Upon further analysis, I note that the URI and string-value for attribute
events as well as the URI for element events can be placed directly in a
triple (as in Section 7.2.11) and so need a similar treatment.  Any grammar
action that has a <...> in it probably suffers from this problem.

However, the string-value of attribute events is used in the sections
above, so just making a variation of Jeremy's proposed change is
insufficient, as it would end up specifying double escaping.  My proposed
change would be somewhat better at avoiding double escaping, but it still
could be read as requiring double escaping.

Also, I believe that the treatment in the second actions of Section 7.2.11
and Section 7.2.21 are insufficient, as they neither check that the type
URI is in the form required of a URI in an RDF Graph nor do any escaping.
I expect that using a URI Reference Event as an intermediary would both
solve all of these problems as well as part of the problem above.
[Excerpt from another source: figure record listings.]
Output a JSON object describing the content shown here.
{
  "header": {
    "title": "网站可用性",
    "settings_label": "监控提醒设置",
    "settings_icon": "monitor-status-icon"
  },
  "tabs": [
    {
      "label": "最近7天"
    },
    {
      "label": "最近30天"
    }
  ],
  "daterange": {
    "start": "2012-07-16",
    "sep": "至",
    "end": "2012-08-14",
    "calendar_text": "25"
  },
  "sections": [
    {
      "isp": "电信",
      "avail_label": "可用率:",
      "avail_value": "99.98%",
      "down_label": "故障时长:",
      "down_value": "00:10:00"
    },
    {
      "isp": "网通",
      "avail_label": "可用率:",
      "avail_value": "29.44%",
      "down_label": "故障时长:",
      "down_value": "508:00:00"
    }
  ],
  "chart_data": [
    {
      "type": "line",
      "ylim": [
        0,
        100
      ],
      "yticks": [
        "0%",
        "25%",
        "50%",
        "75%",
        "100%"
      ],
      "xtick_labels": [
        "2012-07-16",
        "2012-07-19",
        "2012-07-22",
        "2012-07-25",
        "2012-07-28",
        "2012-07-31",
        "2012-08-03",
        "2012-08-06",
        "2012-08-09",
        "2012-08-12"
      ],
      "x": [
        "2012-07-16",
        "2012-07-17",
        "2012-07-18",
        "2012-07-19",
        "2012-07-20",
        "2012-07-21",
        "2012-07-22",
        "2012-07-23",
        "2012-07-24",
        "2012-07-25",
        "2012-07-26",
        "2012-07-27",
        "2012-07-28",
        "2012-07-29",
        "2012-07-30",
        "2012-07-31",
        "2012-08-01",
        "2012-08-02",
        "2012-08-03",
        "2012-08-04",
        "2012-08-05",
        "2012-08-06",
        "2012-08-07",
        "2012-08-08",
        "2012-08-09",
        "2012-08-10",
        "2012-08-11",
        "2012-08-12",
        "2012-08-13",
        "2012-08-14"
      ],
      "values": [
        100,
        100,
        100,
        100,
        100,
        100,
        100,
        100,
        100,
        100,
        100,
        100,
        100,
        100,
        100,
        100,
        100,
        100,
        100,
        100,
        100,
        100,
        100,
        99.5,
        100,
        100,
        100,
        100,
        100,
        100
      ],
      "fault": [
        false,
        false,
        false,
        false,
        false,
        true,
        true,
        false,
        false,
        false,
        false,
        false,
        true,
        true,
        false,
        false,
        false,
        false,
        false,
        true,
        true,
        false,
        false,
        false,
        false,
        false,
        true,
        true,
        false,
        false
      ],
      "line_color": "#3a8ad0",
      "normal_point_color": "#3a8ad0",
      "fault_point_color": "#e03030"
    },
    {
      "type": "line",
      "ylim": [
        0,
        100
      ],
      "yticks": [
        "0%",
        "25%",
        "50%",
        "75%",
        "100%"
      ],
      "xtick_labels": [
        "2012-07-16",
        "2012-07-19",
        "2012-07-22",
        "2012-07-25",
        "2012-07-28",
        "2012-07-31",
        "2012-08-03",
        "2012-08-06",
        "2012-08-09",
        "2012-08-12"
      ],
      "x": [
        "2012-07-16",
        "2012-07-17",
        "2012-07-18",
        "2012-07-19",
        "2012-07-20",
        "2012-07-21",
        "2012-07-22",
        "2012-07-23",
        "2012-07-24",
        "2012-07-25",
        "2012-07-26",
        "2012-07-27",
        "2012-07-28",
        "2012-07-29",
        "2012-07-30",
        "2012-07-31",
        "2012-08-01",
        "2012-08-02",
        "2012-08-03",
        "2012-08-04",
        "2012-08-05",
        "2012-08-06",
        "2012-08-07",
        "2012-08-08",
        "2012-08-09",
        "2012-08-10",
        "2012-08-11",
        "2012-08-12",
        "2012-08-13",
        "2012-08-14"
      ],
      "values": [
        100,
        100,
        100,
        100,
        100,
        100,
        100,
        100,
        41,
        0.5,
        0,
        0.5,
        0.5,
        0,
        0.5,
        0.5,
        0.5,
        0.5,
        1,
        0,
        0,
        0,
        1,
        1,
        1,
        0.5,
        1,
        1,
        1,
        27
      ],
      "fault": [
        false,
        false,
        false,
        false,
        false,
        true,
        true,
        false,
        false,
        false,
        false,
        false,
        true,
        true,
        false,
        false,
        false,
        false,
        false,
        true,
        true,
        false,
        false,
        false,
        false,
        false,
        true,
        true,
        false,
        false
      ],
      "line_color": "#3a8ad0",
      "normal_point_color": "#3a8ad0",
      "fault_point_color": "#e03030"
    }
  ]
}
Further, the wording in 7.2.32 is rather suspect.  What does it mean for a
string to represent an RDF URI reference?  

I also worry about the details of espacing in URI references in RDF/XML.
My understanding is that URI references are supposed to be in escaped form,
and that downstream applications are not supposed to perform escaping,
except perhaps for the escaping for non-ASCII Unicode in IRIs.  I think
that RDF/XML takes a different and inconsistent stance on this, sometimes
allowing the escaping of certain ASCII characters when they appear in
RDF/XML.

To illustrate this point

	http://www.w3.org/foo{bar}

is not a legal URI (or IRI).  However, it is a legal RDF URI reference,
because it is a Unicode string that turns into a legal absolute URI with
optional fragment identifier when subject to the encoding in Section 6.4 of
RDF Concepts.

I note that various ``3.3 URI References'' pointers are to another document
and thus should probably be in a different form.  Besides which, the
relevant section (in RDF Tests) is mostly a pointer to another place, which
sould probably be referred to directly.

> Thanks
> 
> Dave

I await a revised, fully-worked-out proposal for the actual changes.

Peter F. Patel-Schneider
Bell Labs Research

Received on Thursday, 6 November 2003 08:59:16 UTC